Series	iomap/xfs folio patches \| expand [v2,00/28] iomap/xfs folio patches [v2,01/28] csky,sparc: Declare flush_dcache_folio() [v2,02/28] mm: Add functions to zero portions of a folio [v2,03/28] fs: Remove FS_THP_SUPPORT [v2,04/28] fs: Rename AS_THP_SUPPORT and mapping_thp_support [v2,05/28] block: Add bio_add_folio() [v2,06/28] block: Add bio_for_each_folio_all() [v2,07/28] fs/buffer: Convert __block_write_begin_int() to take a folio [v2,08/28] iomap: Convert to_iomap_page to take a folio [v2,09/28] iomap: Convert iomap_page_create to take a folio [v2,10/28] iomap: Convert iomap_page_release to take a folio [v2,11/28] iomap: Convert iomap_releasepage to use a folio [v2,12/28] iomap: Add iomap_invalidate_folio [v2,13/28] iomap: Pass the iomap_page into iomap_set_range_uptodate [v2,14/28] iomap: Convert bio completions to use folios [v2,15/28] iomap: Use folio offsets instead of page offsets [v2,16/28] iomap: Convert iomap_read_inline_data to take a folio [v2,17/28] iomap: Convert readahead and readpage to use a folio [v2,18/28] iomap: Convert iomap_page_mkwrite to use a folio [v2,19/28] iomap: Convert __iomap_zero_iter to use a folio [v2,20/28] iomap: Convert iomap_write_begin() and iomap_write_end() to folios [v2,21/28] iomap: Convert iomap_write_end_inline to take a folio [v2,22/28] iomap,xfs: Convert ->discard_page to ->discard_folio [v2,23/28] iomap: Simplify iomap_writepage_map() [v2,24/28] iomap: Simplify iomap_do_writepage() [v2,25/28] iomap: Convert iomap_add_to_ioend() to take a folio [v2,26/28] iomap: Convert iomap_migrate_page() to use folios [v2,27/28] iomap: Support multi-page folios in invalidatepage [v2,28/28] xfs: Support multi-page folios

Matthew Wilcox Nov. 8, 2021, 4:05 a.m. UTC

The zero iterator can work in folio-sized chunks instead of page-sized
chunks.  This will save a lot of page cache lookups if the file is cached
in multi-page folios.

Signed-off-by: Matthew Wilcox (Oracle) <willy@infradead.org>
---
 fs/iomap/buffered-io.c | 13 ++++++++-----
 1 file changed, 8 insertions(+), 5 deletions(-)

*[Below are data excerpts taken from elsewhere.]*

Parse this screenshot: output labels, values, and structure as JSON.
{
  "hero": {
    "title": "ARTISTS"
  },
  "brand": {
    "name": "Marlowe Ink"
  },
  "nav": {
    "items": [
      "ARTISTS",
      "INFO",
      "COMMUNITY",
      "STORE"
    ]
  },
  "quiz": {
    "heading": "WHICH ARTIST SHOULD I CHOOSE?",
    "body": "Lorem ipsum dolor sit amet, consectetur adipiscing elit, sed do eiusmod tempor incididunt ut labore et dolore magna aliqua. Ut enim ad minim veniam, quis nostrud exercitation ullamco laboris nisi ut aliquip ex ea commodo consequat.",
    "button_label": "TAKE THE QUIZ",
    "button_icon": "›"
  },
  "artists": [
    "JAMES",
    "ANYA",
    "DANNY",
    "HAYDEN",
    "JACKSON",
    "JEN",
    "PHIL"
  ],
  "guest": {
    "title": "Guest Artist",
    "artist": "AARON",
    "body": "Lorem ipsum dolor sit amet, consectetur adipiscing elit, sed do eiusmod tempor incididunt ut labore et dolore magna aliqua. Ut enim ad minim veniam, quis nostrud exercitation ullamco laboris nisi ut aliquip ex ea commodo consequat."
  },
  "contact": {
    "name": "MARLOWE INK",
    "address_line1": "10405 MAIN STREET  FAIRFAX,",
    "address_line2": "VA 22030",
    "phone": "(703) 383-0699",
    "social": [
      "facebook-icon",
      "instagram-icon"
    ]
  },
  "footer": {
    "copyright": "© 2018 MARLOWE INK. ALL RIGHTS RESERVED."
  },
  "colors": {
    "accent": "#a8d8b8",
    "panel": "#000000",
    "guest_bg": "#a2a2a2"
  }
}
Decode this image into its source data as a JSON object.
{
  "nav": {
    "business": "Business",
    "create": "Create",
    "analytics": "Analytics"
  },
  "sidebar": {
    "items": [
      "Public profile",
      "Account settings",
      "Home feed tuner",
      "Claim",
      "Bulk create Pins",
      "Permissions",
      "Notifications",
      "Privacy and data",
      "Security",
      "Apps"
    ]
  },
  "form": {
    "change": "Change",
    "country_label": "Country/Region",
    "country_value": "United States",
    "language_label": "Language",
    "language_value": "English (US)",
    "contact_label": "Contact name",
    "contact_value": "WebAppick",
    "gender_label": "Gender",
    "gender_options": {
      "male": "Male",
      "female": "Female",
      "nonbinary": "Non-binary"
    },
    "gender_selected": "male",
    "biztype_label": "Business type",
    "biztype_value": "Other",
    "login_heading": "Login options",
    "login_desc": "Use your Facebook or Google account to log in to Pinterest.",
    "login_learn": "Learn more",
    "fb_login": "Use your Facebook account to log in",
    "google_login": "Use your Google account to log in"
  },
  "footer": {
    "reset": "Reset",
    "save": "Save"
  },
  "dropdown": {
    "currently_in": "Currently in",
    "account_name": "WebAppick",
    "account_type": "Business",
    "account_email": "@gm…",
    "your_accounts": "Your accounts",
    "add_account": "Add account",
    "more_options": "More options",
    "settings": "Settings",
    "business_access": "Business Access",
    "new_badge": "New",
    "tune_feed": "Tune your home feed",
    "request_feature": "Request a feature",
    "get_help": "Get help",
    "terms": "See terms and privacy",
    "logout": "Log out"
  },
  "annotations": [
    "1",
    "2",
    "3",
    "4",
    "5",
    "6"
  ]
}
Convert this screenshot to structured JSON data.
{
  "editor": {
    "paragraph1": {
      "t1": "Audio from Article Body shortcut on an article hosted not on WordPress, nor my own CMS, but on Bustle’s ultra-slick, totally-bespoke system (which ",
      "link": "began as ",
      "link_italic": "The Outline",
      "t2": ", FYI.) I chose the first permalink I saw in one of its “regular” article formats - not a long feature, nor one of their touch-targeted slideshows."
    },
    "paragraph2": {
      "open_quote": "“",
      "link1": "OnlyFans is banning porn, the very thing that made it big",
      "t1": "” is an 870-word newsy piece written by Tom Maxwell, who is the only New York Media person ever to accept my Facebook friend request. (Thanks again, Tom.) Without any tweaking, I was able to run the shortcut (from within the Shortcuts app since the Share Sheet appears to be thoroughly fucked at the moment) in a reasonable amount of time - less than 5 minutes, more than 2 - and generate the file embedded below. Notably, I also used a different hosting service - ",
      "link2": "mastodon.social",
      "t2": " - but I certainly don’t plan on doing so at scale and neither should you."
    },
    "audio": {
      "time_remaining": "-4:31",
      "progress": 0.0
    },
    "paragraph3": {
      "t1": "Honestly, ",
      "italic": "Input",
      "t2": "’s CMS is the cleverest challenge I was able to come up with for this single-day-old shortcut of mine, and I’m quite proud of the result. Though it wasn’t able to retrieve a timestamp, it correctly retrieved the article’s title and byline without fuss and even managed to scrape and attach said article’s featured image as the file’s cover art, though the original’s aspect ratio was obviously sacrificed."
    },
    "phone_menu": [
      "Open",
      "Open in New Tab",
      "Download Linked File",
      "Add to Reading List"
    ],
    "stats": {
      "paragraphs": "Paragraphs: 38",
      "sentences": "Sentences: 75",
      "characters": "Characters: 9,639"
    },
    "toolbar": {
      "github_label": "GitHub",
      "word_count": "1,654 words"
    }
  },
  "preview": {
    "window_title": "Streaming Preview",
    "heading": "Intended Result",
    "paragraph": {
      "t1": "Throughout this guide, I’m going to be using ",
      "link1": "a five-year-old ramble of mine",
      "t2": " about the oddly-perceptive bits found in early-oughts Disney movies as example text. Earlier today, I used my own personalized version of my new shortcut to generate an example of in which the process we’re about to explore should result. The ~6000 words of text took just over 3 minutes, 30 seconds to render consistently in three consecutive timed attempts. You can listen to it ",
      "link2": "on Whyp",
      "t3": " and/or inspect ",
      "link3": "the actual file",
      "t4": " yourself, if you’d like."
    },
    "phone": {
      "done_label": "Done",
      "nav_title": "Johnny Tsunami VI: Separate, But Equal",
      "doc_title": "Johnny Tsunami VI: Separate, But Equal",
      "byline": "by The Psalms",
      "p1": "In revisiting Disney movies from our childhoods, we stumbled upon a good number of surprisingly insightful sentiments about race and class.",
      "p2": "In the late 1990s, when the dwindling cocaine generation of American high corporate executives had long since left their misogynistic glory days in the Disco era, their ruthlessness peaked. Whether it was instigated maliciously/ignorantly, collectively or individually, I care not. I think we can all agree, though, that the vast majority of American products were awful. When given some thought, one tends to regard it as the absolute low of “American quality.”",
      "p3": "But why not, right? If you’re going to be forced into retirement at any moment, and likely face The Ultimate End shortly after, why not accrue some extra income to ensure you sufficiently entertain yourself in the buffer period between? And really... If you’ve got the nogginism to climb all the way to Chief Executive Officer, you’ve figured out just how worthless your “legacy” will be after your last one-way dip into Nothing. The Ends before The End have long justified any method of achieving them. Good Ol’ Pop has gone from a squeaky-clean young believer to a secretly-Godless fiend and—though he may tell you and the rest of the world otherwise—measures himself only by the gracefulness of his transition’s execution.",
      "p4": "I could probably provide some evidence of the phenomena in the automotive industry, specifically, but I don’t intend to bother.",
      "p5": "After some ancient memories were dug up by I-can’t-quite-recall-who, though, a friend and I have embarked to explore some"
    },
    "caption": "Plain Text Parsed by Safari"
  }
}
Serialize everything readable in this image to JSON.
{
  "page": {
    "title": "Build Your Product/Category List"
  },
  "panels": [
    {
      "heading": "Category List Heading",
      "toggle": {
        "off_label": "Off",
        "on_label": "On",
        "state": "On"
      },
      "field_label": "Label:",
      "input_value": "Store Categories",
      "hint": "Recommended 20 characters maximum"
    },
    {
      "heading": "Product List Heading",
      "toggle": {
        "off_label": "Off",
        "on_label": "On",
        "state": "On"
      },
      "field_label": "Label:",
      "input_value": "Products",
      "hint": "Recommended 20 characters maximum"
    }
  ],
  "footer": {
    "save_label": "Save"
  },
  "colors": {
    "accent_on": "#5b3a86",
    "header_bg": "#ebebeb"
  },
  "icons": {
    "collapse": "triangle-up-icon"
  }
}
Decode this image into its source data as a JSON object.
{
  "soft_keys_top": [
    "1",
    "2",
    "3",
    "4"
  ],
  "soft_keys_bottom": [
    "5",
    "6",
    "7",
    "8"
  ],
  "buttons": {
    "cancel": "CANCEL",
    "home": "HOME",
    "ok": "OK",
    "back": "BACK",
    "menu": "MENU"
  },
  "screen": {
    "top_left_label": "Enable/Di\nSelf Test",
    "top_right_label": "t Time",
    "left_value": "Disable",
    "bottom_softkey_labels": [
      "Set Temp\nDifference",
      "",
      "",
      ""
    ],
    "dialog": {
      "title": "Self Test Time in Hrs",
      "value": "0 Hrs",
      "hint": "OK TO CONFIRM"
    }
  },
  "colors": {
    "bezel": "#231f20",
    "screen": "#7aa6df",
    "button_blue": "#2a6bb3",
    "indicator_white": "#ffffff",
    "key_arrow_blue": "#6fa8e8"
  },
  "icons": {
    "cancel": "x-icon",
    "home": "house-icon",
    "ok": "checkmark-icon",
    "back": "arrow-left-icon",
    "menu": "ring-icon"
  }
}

Christoph Hellwig Nov. 9, 2021, 8:47 a.m. UTC | #1

On Mon, Nov 08, 2021 at 04:05:42AM +0000, Matthew Wilcox (Oracle) wrote:
> The zero iterator can work in folio-sized chunks instead of page-sized
> chunks.  This will save a lot of page cache lookups if the file is cached
> in multi-page folios.
> 
> Signed-off-by: Matthew Wilcox (Oracle) <willy@infradead.org>

Looks good:

Reviewed-by: Christoph Hellwig <hch@lst.de>

but it will clash with my just sent series that decouples DAX
zeroing from buffered I/O zeroing and folds __iomap_zero_iter into
the caller.

Darrick J. Wong Nov. 17, 2021, 2:24 a.m. UTC | #2

On Mon, Nov 08, 2021 at 04:05:42AM +0000, Matthew Wilcox (Oracle) wrote:
> The zero iterator can work in folio-sized chunks instead of page-sized
> chunks.  This will save a lot of page cache lookups if the file is cached
> in multi-page folios.
> 
> Signed-off-by: Matthew Wilcox (Oracle) <willy@infradead.org>

hch's dax decoupling series notwithstanding,

Though TBH I am kinda wondering how the two of you plan to resolve those
kinds of differences -- I haven't looked at that series, though I think
this one's been waiting in the wings for longer?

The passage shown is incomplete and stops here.